The federal system designed to sniff out fraud and abuse within Medicare's Part D prescription drug benefit has been largely thwarted because it lacked authority to obtain and analyze prescription order data, according to a new report from the Office of Inspector General.

Medicare awarded three companies, called Medicare Drug Integrity Contractors or MEDICs, one in each of three regions of the country, at the start of fiscal 2007. A large part of their task was to use proactive methods—such as matching Part B physician claims for patient care with appropriate prescriptions—to detect abuse in the $49.5 billion Part D program.

"However MEDICs reported that barriers hindered their ability to consistently conduct comprehensive data analysis to detect and prevent potential fraud and abuse," the OIG wrote. Specifically, the MEDICs lacked authority "to directly obtain information from pharmacies, pharmacy benefit managers, and physicians" to investigate fraud and abuse.

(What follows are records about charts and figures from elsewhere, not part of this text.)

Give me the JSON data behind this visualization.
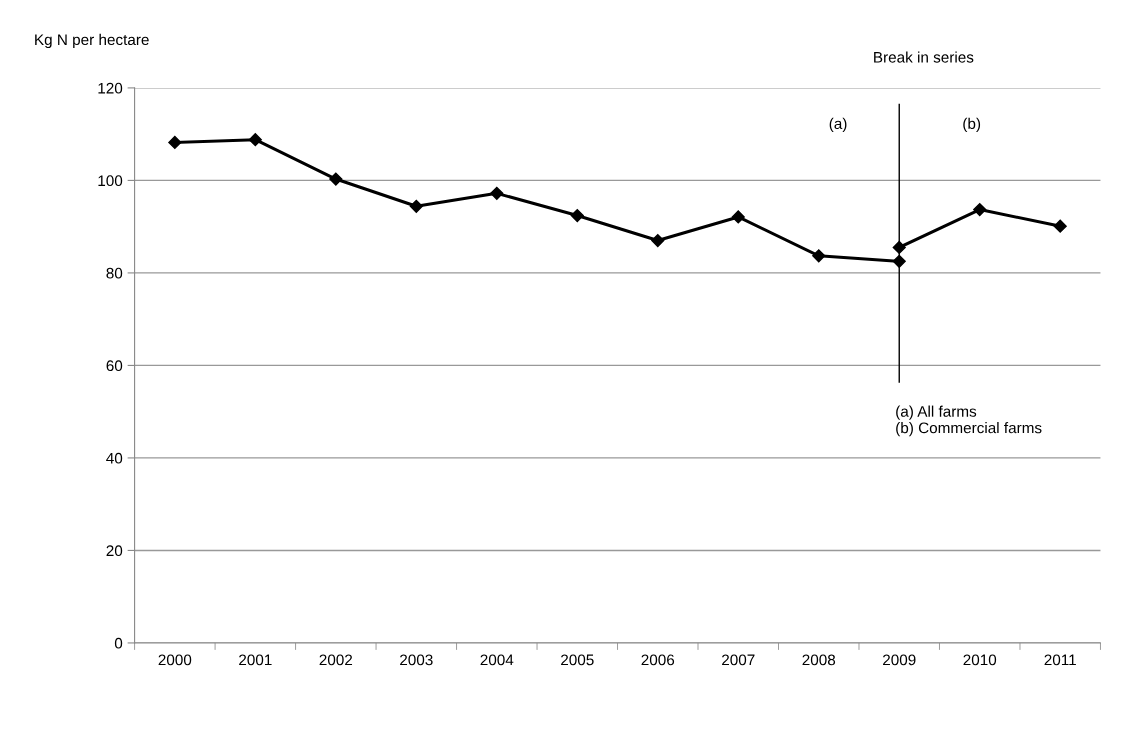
{
  "chart_data": {
    "type": "line",
    "ylabel": "Kg N per hectare",
    "categories": [
      "2000",
      "2001",
      "2002",
      "2003",
      "2004",
      "2005",
      "2006",
      "2007",
      "2008",
      "2009",
      "2010",
      "2011"
    ],
    "series": [
      {
        "color": "#000000",
        "values": [
          108.2,
          108.8,
          100.3,
          94.4,
          97.2,
          92.4,
          87.0,
          92.1,
          83.7,
          82.5,
          null,
          null
        ]
      },
      {
        "color": "#000000",
        "values": [
          null,
          null,
          null,
          null,
          null,
          null,
          null,
          null,
          null,
          85.5,
          93.7,
          90.1
        ]
      }
    ],
    "ylim": [
      0,
      120
    ],
    "yticks": [
      0,
      20,
      40,
      60,
      80,
      100,
      120
    ],
    "grid": "y",
    "legend": false,
    "marker": "diamond",
    "line_style": "solid",
    "ref_lines": [
      {
        "axis": "x",
        "value": "2009",
        "label": "Break in series",
        "color": "#000000"
      }
    ],
    "annotations": [
      "(a)",
      "(b)",
      "(a) All farms\n(b) Commercial farms"
    ]
  }
}
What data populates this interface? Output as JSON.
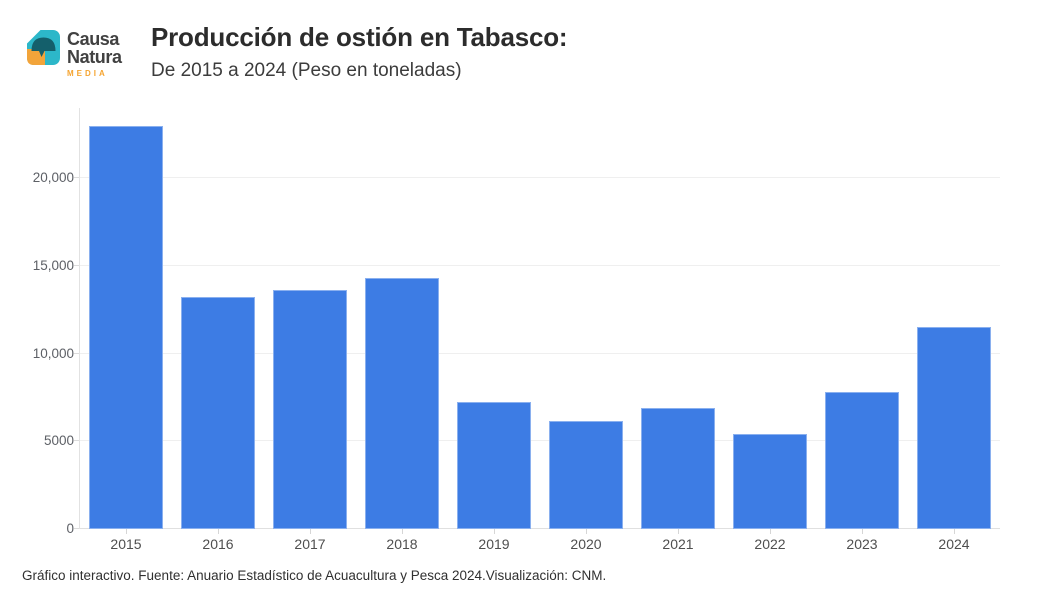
{
  "logo": {
    "name_line1": "Causa",
    "name_line2": "Natura",
    "tagline": "MEDIA"
  },
  "header": {
    "title": "Producción de ostión en Tabasco:",
    "subtitle": "De 2015 a 2024 (Peso en toneladas)"
  },
  "footer": {
    "note": "Gráfico interactivo. Fuente: Anuario Estadístico de Acuacultura y Pesca 2024.Visualización: CNM."
  },
  "colors": {
    "bar": "#3d7ce4",
    "logo_teal": "#2cb7c9",
    "logo_dark_teal": "#145f6b",
    "logo_orange": "#f2a43a",
    "gridline": "#efefef",
    "axis_line": "#e2e2e2",
    "tick_label": "#5d6066"
  },
  "chart_data": {
    "type": "bar",
    "title": "Producción de ostión en Tabasco:",
    "subtitle": "De 2015 a 2024 (Peso en toneladas)",
    "unit": "toneladas",
    "categories": [
      "2015",
      "2016",
      "2017",
      "2018",
      "2019",
      "2020",
      "2021",
      "2022",
      "2023",
      "2024"
    ],
    "values": [
      23000,
      13200,
      13600,
      14300,
      7250,
      6150,
      6900,
      5400,
      7800,
      11500
    ],
    "ylim": [
      0,
      24000
    ],
    "yticks": [
      {
        "value": 0,
        "label": "0"
      },
      {
        "value": 5000,
        "label": "5000"
      },
      {
        "value": 10000,
        "label": "10,000"
      },
      {
        "value": 15000,
        "label": "15,000"
      },
      {
        "value": 20000,
        "label": "20,000"
      }
    ],
    "grid": true,
    "legend": false,
    "bar_color": "#3d7ce4"
  }
}
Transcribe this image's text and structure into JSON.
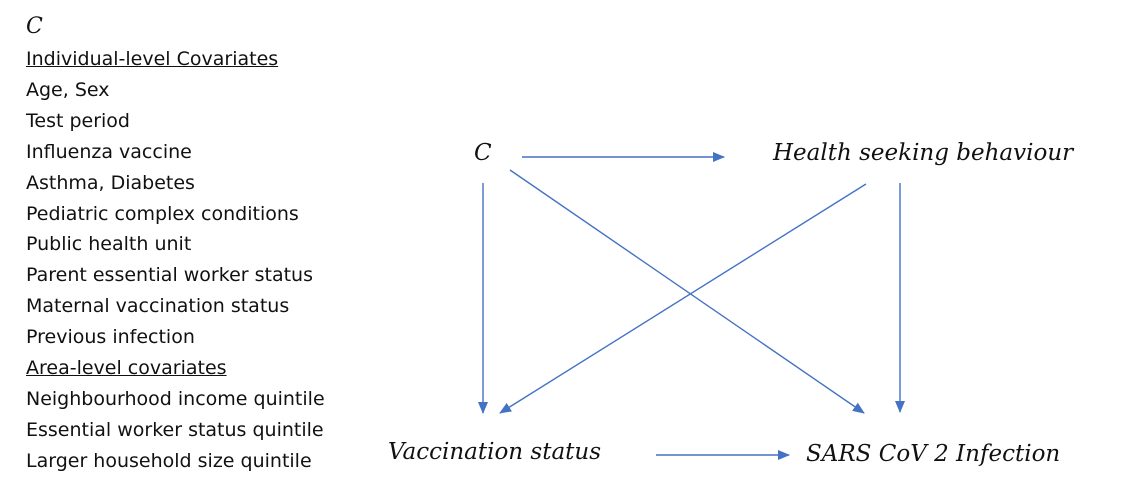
{
  "covariates_panel": {
    "variable": "C",
    "individual_heading": "Individual-level Covariates",
    "individual_items": [
      "Age, Sex",
      "Test period",
      "Influenza vaccine",
      "Asthma, Diabetes",
      "Pediatric complex conditions",
      "Public health unit",
      "Parent essential worker status",
      "Maternal vaccination status",
      "Previous infection"
    ],
    "area_heading": "Area-level covariates",
    "area_items": [
      "Neighbourhood income quintile",
      "Essential worker status quintile",
      "Larger household size quintile"
    ]
  },
  "dag": {
    "nodes": {
      "confounders": "C",
      "health_seeking": "Health seeking behaviour",
      "vaccination": "Vaccination status",
      "infection": "SARS CoV 2 Infection"
    },
    "edges": [
      {
        "from": "confounders",
        "to": "health_seeking"
      },
      {
        "from": "confounders",
        "to": "vaccination"
      },
      {
        "from": "confounders",
        "to": "infection"
      },
      {
        "from": "health_seeking",
        "to": "vaccination"
      },
      {
        "from": "health_seeking",
        "to": "infection"
      },
      {
        "from": "vaccination",
        "to": "infection"
      }
    ],
    "arrow_color": "#4472C4"
  }
}
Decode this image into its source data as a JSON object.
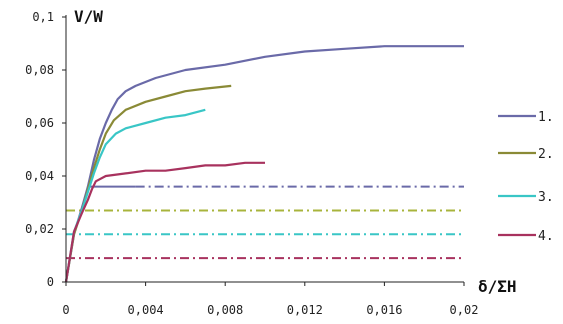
{
  "chart_data": {
    "type": "line",
    "xlabel": "δ/ΣH",
    "ylabel": "V/W",
    "xlim": [
      0,
      0.02
    ],
    "ylim": [
      0,
      0.1
    ],
    "x_ticks": [
      "0",
      "0,004",
      "0,008",
      "0,012",
      "0,016",
      "0,02"
    ],
    "y_ticks": [
      "0",
      "0,02",
      "0,04",
      "0,06",
      "0,08",
      "0,1"
    ],
    "grid": false,
    "legend_position": "right",
    "series": [
      {
        "name": "1.",
        "color": "#6a6aa8",
        "points": [
          [
            0,
            0
          ],
          [
            0.0004,
            0.018
          ],
          [
            0.0008,
            0.028
          ],
          [
            0.0011,
            0.036
          ],
          [
            0.0014,
            0.046
          ],
          [
            0.0017,
            0.054
          ],
          [
            0.002,
            0.06
          ],
          [
            0.0023,
            0.065
          ],
          [
            0.0026,
            0.069
          ],
          [
            0.003,
            0.072
          ],
          [
            0.0035,
            0.074
          ],
          [
            0.0045,
            0.077
          ],
          [
            0.006,
            0.08
          ],
          [
            0.008,
            0.082
          ],
          [
            0.01,
            0.085
          ],
          [
            0.012,
            0.087
          ],
          [
            0.014,
            0.088
          ],
          [
            0.016,
            0.089
          ],
          [
            0.018,
            0.089
          ],
          [
            0.02,
            0.089
          ]
        ]
      },
      {
        "name": "2.",
        "color": "#8a8a36",
        "points": [
          [
            0,
            0
          ],
          [
            0.0004,
            0.018
          ],
          [
            0.0008,
            0.027
          ],
          [
            0.0011,
            0.035
          ],
          [
            0.0014,
            0.043
          ],
          [
            0.0017,
            0.05
          ],
          [
            0.002,
            0.056
          ],
          [
            0.0024,
            0.061
          ],
          [
            0.003,
            0.065
          ],
          [
            0.004,
            0.068
          ],
          [
            0.005,
            0.07
          ],
          [
            0.006,
            0.072
          ],
          [
            0.007,
            0.073
          ],
          [
            0.0083,
            0.074
          ]
        ]
      },
      {
        "name": "3.",
        "color": "#39c6c6",
        "points": [
          [
            0,
            0
          ],
          [
            0.0004,
            0.019
          ],
          [
            0.0008,
            0.027
          ],
          [
            0.0011,
            0.034
          ],
          [
            0.0014,
            0.041
          ],
          [
            0.0017,
            0.047
          ],
          [
            0.002,
            0.052
          ],
          [
            0.0025,
            0.056
          ],
          [
            0.003,
            0.058
          ],
          [
            0.004,
            0.06
          ],
          [
            0.005,
            0.062
          ],
          [
            0.006,
            0.063
          ],
          [
            0.007,
            0.065
          ]
        ]
      },
      {
        "name": "4.",
        "color": "#a8325e",
        "points": [
          [
            0,
            0
          ],
          [
            0.0004,
            0.019
          ],
          [
            0.0008,
            0.026
          ],
          [
            0.0011,
            0.031
          ],
          [
            0.0013,
            0.035
          ],
          [
            0.0015,
            0.038
          ],
          [
            0.002,
            0.04
          ],
          [
            0.003,
            0.041
          ],
          [
            0.004,
            0.042
          ],
          [
            0.005,
            0.042
          ],
          [
            0.006,
            0.043
          ],
          [
            0.007,
            0.044
          ],
          [
            0.008,
            0.044
          ],
          [
            0.009,
            0.045
          ],
          [
            0.01,
            0.045
          ]
        ]
      }
    ],
    "reference_lines": [
      {
        "y": 0.036,
        "color": "#6a6aa8",
        "solid_to": 0.0035
      },
      {
        "y": 0.027,
        "color": "#a8b43c",
        "solid_to": 0
      },
      {
        "y": 0.018,
        "color": "#39c6c6",
        "solid_to": 0
      },
      {
        "y": 0.009,
        "color": "#a8325e",
        "solid_to": 0
      }
    ]
  }
}
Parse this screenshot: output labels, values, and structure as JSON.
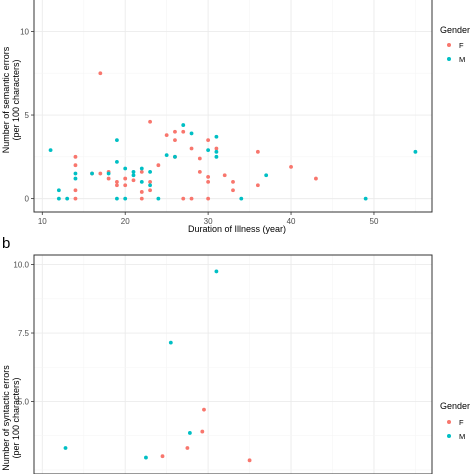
{
  "colors": {
    "F": "#F8766D",
    "M": "#00BFC4",
    "grid_major": "#ebebeb",
    "grid_minor": "#f5f5f5",
    "panel_border": "#333333"
  },
  "panel_b_label": "b",
  "chart_data": [
    {
      "type": "scatter",
      "xlabel": "Duration of Illness (year)",
      "ylabel": [
        "Number of semantic errors",
        "(per 100 characters)"
      ],
      "xlim": [
        9,
        57
      ],
      "ylim": [
        -0.8,
        12
      ],
      "x_ticks": [
        10,
        20,
        30,
        40,
        50
      ],
      "x_tick_labels": [
        "10",
        "20",
        "30",
        "40",
        "50"
      ],
      "y_ticks": [
        0,
        5,
        10
      ],
      "y_tick_labels": [
        "0",
        "5",
        "10"
      ],
      "grid": true,
      "legend": {
        "title": "Gender",
        "position": "right",
        "entries": [
          "F",
          "M"
        ]
      },
      "series": [
        {
          "name": "F",
          "points": [
            [
              14,
              0
            ],
            [
              14,
              0.5
            ],
            [
              14,
              2
            ],
            [
              14,
              2.5
            ],
            [
              16,
              1.5
            ],
            [
              17,
              7.5
            ],
            [
              17,
              1.5
            ],
            [
              18,
              1.6
            ],
            [
              18,
              1.2
            ],
            [
              19,
              1
            ],
            [
              19,
              0.8
            ],
            [
              20,
              1.2
            ],
            [
              20,
              0.8
            ],
            [
              21,
              1.1
            ],
            [
              22,
              0
            ],
            [
              22,
              1.6
            ],
            [
              22,
              0.4
            ],
            [
              23,
              4.6
            ],
            [
              23,
              1
            ],
            [
              23,
              0.5
            ],
            [
              24,
              2
            ],
            [
              25,
              3.8
            ],
            [
              26,
              4
            ],
            [
              26,
              3.5
            ],
            [
              26,
              2.5
            ],
            [
              27,
              0
            ],
            [
              27,
              4
            ],
            [
              28,
              3
            ],
            [
              28,
              0
            ],
            [
              29,
              2.4
            ],
            [
              29,
              1.6
            ],
            [
              30,
              3.5
            ],
            [
              30,
              1.3
            ],
            [
              30,
              1
            ],
            [
              30,
              0
            ],
            [
              31,
              3
            ],
            [
              32,
              1.4
            ],
            [
              33,
              1
            ],
            [
              33,
              0.5
            ],
            [
              36,
              2.8
            ],
            [
              36,
              0.8
            ],
            [
              40,
              1.9
            ],
            [
              43,
              1.2
            ]
          ]
        },
        {
          "name": "M",
          "points": [
            [
              11,
              2.9
            ],
            [
              12,
              0.5
            ],
            [
              12,
              0
            ],
            [
              13,
              0
            ],
            [
              14,
              1.5
            ],
            [
              14,
              1.2
            ],
            [
              16,
              1.5
            ],
            [
              18,
              1.5
            ],
            [
              19,
              3.5
            ],
            [
              19,
              2.2
            ],
            [
              19,
              0
            ],
            [
              20,
              1.8
            ],
            [
              20,
              0
            ],
            [
              21,
              1.4
            ],
            [
              21,
              1.6
            ],
            [
              22,
              1
            ],
            [
              22,
              1.8
            ],
            [
              23,
              1.6
            ],
            [
              23,
              0.8
            ],
            [
              24,
              0
            ],
            [
              25,
              2.6
            ],
            [
              26,
              2.5
            ],
            [
              27,
              4.4
            ],
            [
              28,
              3.9
            ],
            [
              30,
              2.9
            ],
            [
              31,
              2.8
            ],
            [
              31,
              2.5
            ],
            [
              31,
              3.7
            ],
            [
              34,
              0
            ],
            [
              37,
              1.4
            ],
            [
              49,
              0
            ],
            [
              55,
              2.8
            ]
          ]
        }
      ]
    },
    {
      "type": "scatter",
      "xlabel": "",
      "ylabel": [
        "Number of syntactic errors",
        "(per 100 characters)"
      ],
      "xlim": [
        9,
        57
      ],
      "ylim": [
        2.35,
        10.35
      ],
      "y_ticks": [
        5.0,
        7.5,
        10.0
      ],
      "y_tick_labels": [
        "5.0",
        "7.5",
        "10.0"
      ],
      "grid": true,
      "legend": {
        "title": "Gender",
        "position": "right",
        "entries": [
          "F",
          "M"
        ]
      },
      "series": [
        {
          "name": "F",
          "points": [
            [
              29.5,
              4.7
            ],
            [
              29.3,
              3.9
            ],
            [
              27.5,
              3.3
            ],
            [
              24.5,
              3.0
            ],
            [
              35,
              2.85
            ]
          ]
        },
        {
          "name": "M",
          "points": [
            [
              31,
              9.75
            ],
            [
              25.5,
              7.15
            ],
            [
              27.8,
              3.85
            ],
            [
              12.8,
              3.3
            ],
            [
              22.5,
              2.95
            ]
          ]
        }
      ]
    }
  ]
}
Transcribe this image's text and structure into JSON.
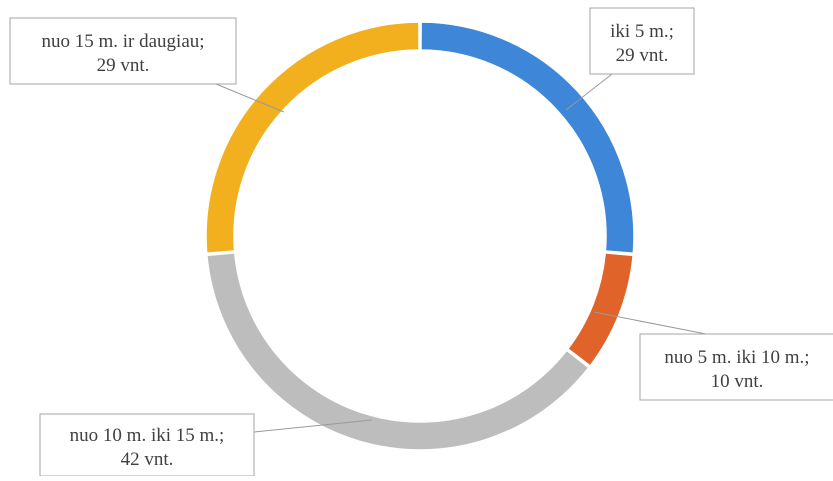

"This information can be used to determine whether a prescription has a corresponding office visit and whether a drug was prescribed appropriately," the report said.

The OIG report listed 18 examples of Part D prescription mischief that the MEDICs were supposed to find. They included:

  • Fraud by beneficiaries, in which a patient consults numerous doctors to obtain multiple prescriptions or perhaps forges or alters a prescription or sells the drugs on the black market.
  • Fraud by pharmacies or pharmacists who bill for drugs not provided, bill for brand-name drugs when generics are dispensed, or split prescriptions to receive additional fees.
  • Fraud by physicians who write prescriptions for drugs that aren't necessary or misrepresent the dates and descriptions of the medications.
  • Fraud by insurance plans or agents that engage in fraudulent practices by enrolling beneficiaries without their permission or offering them cash payments to enroll.
  • Fraud by those who obtain beneficiaries' banking information or steal identification and use it to obtain drugs.

Detection of such practices was further hampered because "MEDICs did not receive access to PDE (prescription drug data) until August 2007, nearly a year after their contracts began," the OIG said. In addition, "two MEDICs were not given access to Part B data until the fall of 2008, two years after their contracts began. A third MEDIC did not receive access to Part B data before its contract ended," the report said.